Immune cells keep our bodies safe and healthy from foreign pathogens. Each is responsible for various functions, but a common trait among these cells is the ability to recognize and eliminate infections or disease. Prominent immune cells with increased lytic activity include macrophages, neutrophils, and T cells. All three have been reported to target infected cells, specifically macrophages. Macrophages in tandem with other cells survey tissues looking for particles, debris, and other deleterious cells or proteins to consume and clear from the body. Interestingly, these cells are extremely efficient and do not target healthy cells.
Scientists are studying how to harness macrophages to improve their function as well as direct them toward infected cells that are able to escape immune barriers and continue to proliferate. A recent report in Developmental Cell, by Dr. Meghan Morrissey and others, demonstrate that macrophages can be primed to improve their antitumor activity and effectively eliminate cancer cells. Morrissey is an Assistant Professor in the Department of Molecular, Cellular, and Developmental Biology at University of California, Santa Barbara (UCSB). She studies how macrophages consume and digest foreign particles at the site of injury or infection. More specifically, her lab tries to understand the inter- and intracellular signaling that generate a response from macrophages.
Morrissey and her team found that giving macrophages a small piece of debris to consume increases their lytic function. This finding has major implications for the enhancement of immunotherapies that work to improve the antitumor function of immune cells. Additionally, it indicates that the immune system can be trained and exhibit memory for pathogens that repeatedly enter the body. However, for macrophages to consume infected cells, they must activate after a specific threshold is reached triggered by a compounding of signals from surface receptors. These surface receptors that generate enough signal to activate macrophages are known as Fc receptors (FcR). Morrissey and her team were able to synthetically develop a system to activate macrophages using blue light, which provided control over the macrophage and what it targets. Interestingly, researchers were able to prime macrophages by directing them to target small amounts of debris or cells to then improve their lytic function against tumors.
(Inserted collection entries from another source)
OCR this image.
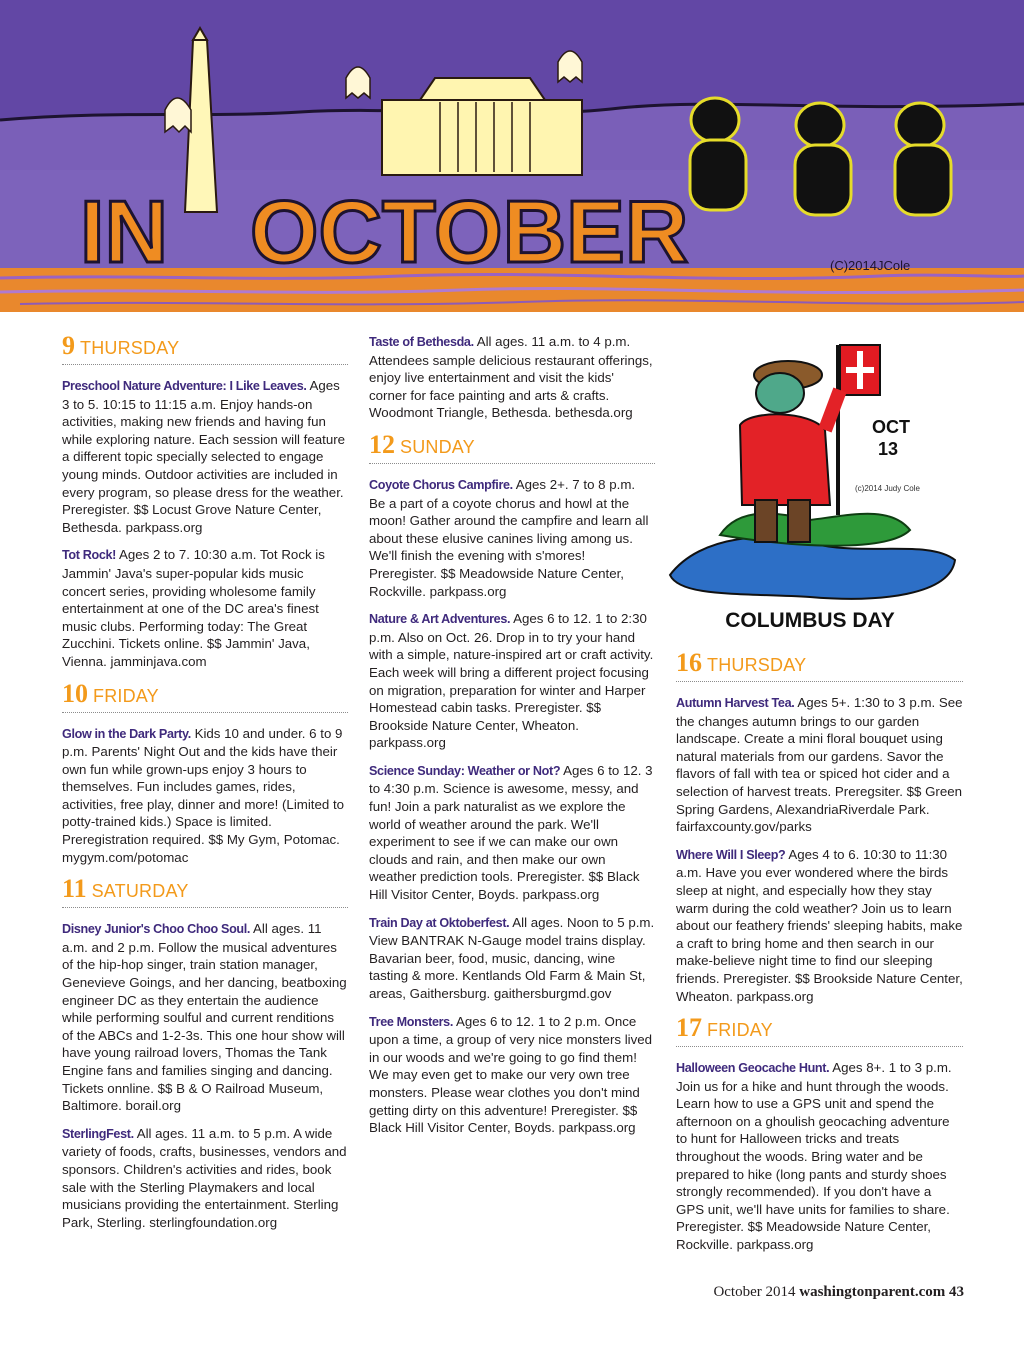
IN OCTOBER	(C)2014JCole
9 THURSDAY
Preschool Nature Adventure: I Like Leaves. Ages 3 to 5. 10:15 to 11:15 a.m. Enjoy hands-on activities, making new friends and having fun while exploring nature. Each session will feature a different topic specially selected to engage young minds. Outdoor activities are included in every program, so please dress for the weather. Preregister. $$ Locust Grove Nature Center, Bethesda. parkpass.org
Tot Rock! Ages 2 to 7. 10:30 a.m. Tot Rock is Jammin' Java's super-popular kids music concert series, providing wholesome family entertainment at one of the DC area's finest music clubs. Performing today: The Great Zucchini. Tickets online. $$ Jammin' Java, Vienna. jamminjava.com
10 FRIDAY
Glow in the Dark Party. Kids 10 and under. 6 to 9 p.m. Parents' Night Out and the kids have their own fun while grown-ups enjoy 3 hours to themselves. Fun includes games, rides, activities, free play, dinner and more! (Limited to potty-trained kids.) Space is limited. Preregistration required. $$ My Gym, Potomac. mygym.com/potomac
11 SATURDAY
Disney Junior's Choo Choo Soul. All ages. 11 a.m. and 2 p.m. Follow the musical adventures of the hip-hop singer, train station manager, Genevieve Goings, and her dancing, beatboxing engineer DC as they entertain the audience while performing soulful and current renditions of the ABCs and 1-2-3s. This one hour show will have young railroad lovers, Thomas the Tank Engine fans and families singing and dancing. Tickets onnline. $$ B & O Railroad Museum, Baltimore. borail.org
SterlingFest. All ages. 11 a.m. to 5 p.m. A wide variety of foods, crafts, businesses, vendors and sponsors. Children's activities and rides, book sale with the Sterling Playmakers and local musicians providing the entertainment. Sterling Park, Sterling. sterlingfoundation.org
Taste of Bethesda. All ages. 11 a.m. to 4 p.m. Attendees sample delicious restaurant offerings, enjoy live entertainment and visit the kids' corner for face painting and arts & crafts. Woodmont Triangle, Bethesda. bethesda.org
12 SUNDAY
Coyote Chorus Campfire. Ages 2+. 7 to 8 p.m. Be a part of a coyote chorus and howl at the moon! Gather around the campfire and learn all about these elusive canines living among us. We'll finish the evening with s'mores! Preregister. $$ Meadowside Nature Center, Rockville. parkpass.org
Nature & Art Adventures. Ages 6 to 12. 1 to 2:30 p.m. Also on Oct. 26. Drop in to try your hand with a simple, nature-inspired art or craft activity. Each week will bring a different project focusing on migration, preparation for winter and Harper Homestead cabin tasks. Preregister. $$ Brookside Nature Center, Wheaton. parkpass.org
Science Sunday: Weather or Not? Ages 6 to 12. 3 to 4:30 p.m. Science is awesome, messy, and fun! Join a park naturalist as we explore the world of weather around the park. We'll experiment to see if we can make our own clouds and rain, and then make our own weather prediction tools. Preregister. $$ Black Hill Visitor Center, Boyds. parkpass.org
Train Day at Oktoberfest. All ages. Noon to 5 p.m. View BANTRAK N-Gauge model trains display. Bavarian beer, food, music, dancing, wine tasting & more. Kentlands Old Farm & Main St, areas, Gaithersburg. gaithersburgmd.gov
Tree Monsters. Ages 6 to 12. 1 to 2 p.m. Once upon a time, a group of very nice monsters lived in our woods and we're going to go find them! We may even get to make our very own tree monsters. Please wear clothes you don't mind getting dirty on this adventure! Preregister. $$ Black Hill Visitor Center, Boyds. parkpass.org
OCT
13
(c)2014 Judy Cole
COLUMBUS DAY
16 THURSDAY
Autumn Harvest Tea. Ages 5+. 1:30 to 3 p.m. See the changes autumn brings to our garden landscape. Create a mini floral bouquet using natural materials from our gardens. Savor the flavors of fall with tea or spiced hot cider and a selection of harvest treats. Preregsiter. $$ Green Spring Gardens, AlexandriaRiverdale Park. fairfaxcounty.gov/parks
Where Will I Sleep? Ages 4 to 6. 10:30 to 11:30 a.m. Have you ever wondered where the birds sleep at night, and especially how they stay warm during the cold weather? Join us to learn about our feathery friends' sleeping habits, make a craft to bring home and then search in our make-believe night time to find our sleeping friends. Preregister. $$ Brookside Nature Center, Wheaton. parkpass.org
17 FRIDAY
Halloween Geocache Hunt. Ages 8+. 1 to 3 p.m. Join us for a hike and hunt through the woods. Learn how to use a GPS unit and spend the afternoon on a ghoulish geocaching adventure to hunt for Halloween tricks and treats throughout the woods. Bring water and be prepared to hike (long pants and sturdy shoes strongly recommended). If you don't have a GPS unit, we'll have units for families to share. Preregister. $$ Meadowside Nature Center, Rockville. parkpass.org
October 2014 washingtonparent.com 43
Morrissey and her team engineered the macrophages to respond to blue light and found they do a great job at targeting cancer cells. However, if the macrophages were overly stimulated, then their antitumor activity would disappear. Researchers describe this process like eating a meal. If the macrophages are primed with the consumption of a small number of debris or cells, it is like an appetizer, and are still ‘hungry’ for more. Alternatively, if they ‘eat’ too much prior, their ability to consume cancer cells diminishes. Investigating the mechanism behind this, researchers found that gene expression is changing at the same time as the movement of surface receptors that generate activity. This discovery sheds light on the process by which macrophages consume other cells.
Morrissey and her team used their engineered macrophages to improve other therapies used to treat lymphoma. They discovered that small doses given to macrophages improves their antitumor activity which sensitizes the cancer cells to other therapies. Based on this research, scientists believe they could also pre-treat macrophages before administering them to a patient to enhance therapeutic efficacy. While this work demonstrates incredible promise for patients in the clinic, it is important to thoroughly understand the mechanism of this process. Morrissey and her team hope to continue their investigation and further enhance cell consumption efficiency of macrophages to better treat cancer and improve patient care.